Der Legende nach soll der heilige Georg einen Drachen getötet haben. Auch wenn dies nicht den historischen Tatsachen entsprechen dürfte, steckt vielleicht ein Körnchen Wahrheit dahinter: Der Drache kann für Leid und Versuchungen stehen. Von Benedikt Bögle.

Gesicherte Fakten über den heiligen Georg gibt es – wie bei vielen anderen Heiligen der ersten christlichen Jahrhunderte – kaum. Gleichzeitig gab es schon sehr früh eine Verehrung des heiligen Georg, die dafür spricht, dass es den heiligen Mann gegeben hat. Er soll am Anfang des vierten Jahrhunderts nach Christus gestorben sein. Georg stammte aus Kappadokien auf dem Gebiet der heutigen Türkei und war als Soldat in verschiedenen Regionen des römischen Reiches eingesetzt. Als Soldat kam er auch nach Libyen in die Stadt Silena. Dort soll ein furchtbarer Drache gehaust haben, dessen Atem die Menschen der benachbarten Stadt angeblich töten konnte.
Kinderopfer für den Drachen
Die Einwohner gaben dem Drachen Schafe zu fressen, um ihn zu besänftigen. Die Schafe aber waren irgendwann alle verbraucht und der König musste beschließen, dass dem Drachen an ihrer statt Kinder übergeben wurden. Eines Tages fiel das Los auf die Tochter des Königs. Er weigerte sich zunächst, sie dem Drachen zu opfern. Die Bürger der Stadt drohten allerdings mit einer Revolution: Der König hatte das Gesetz erlassen, sie alle hatten ihre Kinder geopfert – nun musste auch der König selbst seinen Beitrag leisten. Schweren Herzens schickte er seine Tochter zu dem Drachen. In diesem Augenblick tritt der Soldat Georg auf den Plan und tötet den Drachen.
Georg gefährdet sein eigenes Leben
Dass es Drachen nicht gibt, ist klar. Diese Legende könnte einen wahren Ursprung haben, eine Naturkatastrophe vielleicht, die das Leben der Menschen bedrohte und die Georg beendete. Wahrscheinlicher ist aber, dass eine Eigenschaft des heiligen Georg aufgegriffen und in die Bilder vom furchtbaren Drachen gekleidet wurde: Christliches Leben ist immer auch ein Kampf gegen Drachen gewesen – die Drachen der Sünde und die des Leides. Zunächst: Georg sieht das Leid der Bewohner von Silena, die ihre Kinder verlieren. Er zögert nicht, sein eigenes Leben in Gefahr zu bringen, um das Leben der Königstochter zu retten. Das entspricht dem, was Jesus selbst seinen Jüngern gesagt hatte: „Es gibt keine größere Liebe, als wenn einer sein Leben für seine Freunde hingibt.“ (Johannes 15,13)
Kampf gegen Versuchungen
Und schließlich ist christliches Leben immer auch ein Kampf gegen die Sünde. Überall scheinen in unserem Leben Versuchungen zu lauern, die uns vom richtigen Weg abbringen sollen. Schon Jesus selbst wird in der Wüste vom Teufel versucht. Schon Adam und Eva hören auf den Rat der Schlange, im paradiesischen Garten eine Frucht des verbotenen Baumes zu essen. Nicht ohne Zufall erinnert ein Drache mit seinem schuppigen, langgezogenen Körper an eine Schlange. Der Kampf des heiligen Georg mit dem Drachen kann so auch ein Symbol dafür sein, dass der Heilige in seinem Leben immer wieder den Versuchungen widerstand und damit die Schlange der Verführung besiegte.
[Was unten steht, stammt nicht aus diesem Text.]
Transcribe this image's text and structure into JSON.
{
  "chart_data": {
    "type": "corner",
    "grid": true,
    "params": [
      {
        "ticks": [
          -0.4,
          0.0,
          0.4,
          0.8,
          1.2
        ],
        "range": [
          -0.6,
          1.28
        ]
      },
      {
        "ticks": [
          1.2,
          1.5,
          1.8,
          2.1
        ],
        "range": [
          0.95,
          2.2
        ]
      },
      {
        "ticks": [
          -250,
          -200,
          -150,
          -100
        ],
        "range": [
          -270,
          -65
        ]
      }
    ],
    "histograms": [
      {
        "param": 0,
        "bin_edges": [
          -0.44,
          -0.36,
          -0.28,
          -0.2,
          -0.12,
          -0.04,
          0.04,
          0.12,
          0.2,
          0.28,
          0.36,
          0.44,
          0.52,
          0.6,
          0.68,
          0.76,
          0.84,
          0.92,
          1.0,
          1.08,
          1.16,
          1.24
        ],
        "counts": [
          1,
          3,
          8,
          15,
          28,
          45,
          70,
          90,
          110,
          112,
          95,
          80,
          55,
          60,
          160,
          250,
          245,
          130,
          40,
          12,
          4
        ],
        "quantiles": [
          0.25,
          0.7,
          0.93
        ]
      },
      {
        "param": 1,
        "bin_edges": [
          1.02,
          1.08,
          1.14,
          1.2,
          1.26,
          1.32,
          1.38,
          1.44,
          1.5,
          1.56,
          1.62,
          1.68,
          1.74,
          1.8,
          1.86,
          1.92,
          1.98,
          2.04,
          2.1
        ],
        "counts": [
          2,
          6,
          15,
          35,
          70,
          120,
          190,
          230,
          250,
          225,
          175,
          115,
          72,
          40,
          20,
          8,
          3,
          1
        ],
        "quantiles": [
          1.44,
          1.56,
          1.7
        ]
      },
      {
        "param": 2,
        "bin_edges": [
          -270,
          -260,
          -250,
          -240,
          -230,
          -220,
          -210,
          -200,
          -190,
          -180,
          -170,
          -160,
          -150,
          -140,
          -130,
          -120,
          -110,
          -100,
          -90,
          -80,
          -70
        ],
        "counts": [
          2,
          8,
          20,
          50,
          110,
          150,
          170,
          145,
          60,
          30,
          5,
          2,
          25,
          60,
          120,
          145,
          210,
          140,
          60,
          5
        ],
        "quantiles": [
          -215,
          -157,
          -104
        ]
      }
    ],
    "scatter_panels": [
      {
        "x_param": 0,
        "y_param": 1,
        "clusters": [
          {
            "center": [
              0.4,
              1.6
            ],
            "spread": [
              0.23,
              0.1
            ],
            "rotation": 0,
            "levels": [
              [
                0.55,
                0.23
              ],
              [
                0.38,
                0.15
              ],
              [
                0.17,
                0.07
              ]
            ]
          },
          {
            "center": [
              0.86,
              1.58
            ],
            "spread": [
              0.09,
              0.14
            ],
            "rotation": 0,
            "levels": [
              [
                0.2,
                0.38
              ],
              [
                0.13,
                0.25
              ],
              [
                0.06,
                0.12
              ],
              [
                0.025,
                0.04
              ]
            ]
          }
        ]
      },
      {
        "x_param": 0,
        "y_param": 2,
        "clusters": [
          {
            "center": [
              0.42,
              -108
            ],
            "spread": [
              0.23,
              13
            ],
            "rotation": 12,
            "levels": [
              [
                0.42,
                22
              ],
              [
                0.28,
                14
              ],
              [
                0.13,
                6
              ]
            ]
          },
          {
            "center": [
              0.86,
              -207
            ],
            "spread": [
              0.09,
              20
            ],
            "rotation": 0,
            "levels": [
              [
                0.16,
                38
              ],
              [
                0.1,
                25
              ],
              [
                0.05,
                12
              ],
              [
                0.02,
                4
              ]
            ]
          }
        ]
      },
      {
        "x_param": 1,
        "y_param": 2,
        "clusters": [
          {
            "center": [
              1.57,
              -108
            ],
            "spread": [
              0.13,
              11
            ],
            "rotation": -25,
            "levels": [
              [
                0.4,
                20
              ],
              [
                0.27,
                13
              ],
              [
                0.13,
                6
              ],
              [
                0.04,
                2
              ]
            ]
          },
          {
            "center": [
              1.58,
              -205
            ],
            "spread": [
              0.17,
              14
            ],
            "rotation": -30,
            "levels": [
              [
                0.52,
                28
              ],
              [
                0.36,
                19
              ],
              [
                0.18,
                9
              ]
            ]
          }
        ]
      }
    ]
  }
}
Opfer der Christenverfolgungen
Am Ende seines Lebens fiel der heilige Georg der Christenverfolgung zum Opfer. Er weigerte sich – wie so viele andere Christen – den heidnischen Göttern zu opfern und musste diese Weigerung mit seinem Leben bezahlen. Auf grausame Weise wurde er zu Tode gefoltert. Auch dies erinnert an das Schicksal so vieler anderer christlicher Märtyrer der frühen Jahrhunderte – etwa an Florian, Katharina oder Agatha. Ihnen allen war ihr Glaube, ihr Zeugnis für Jesus Christus, wichtiger als ihr Leben.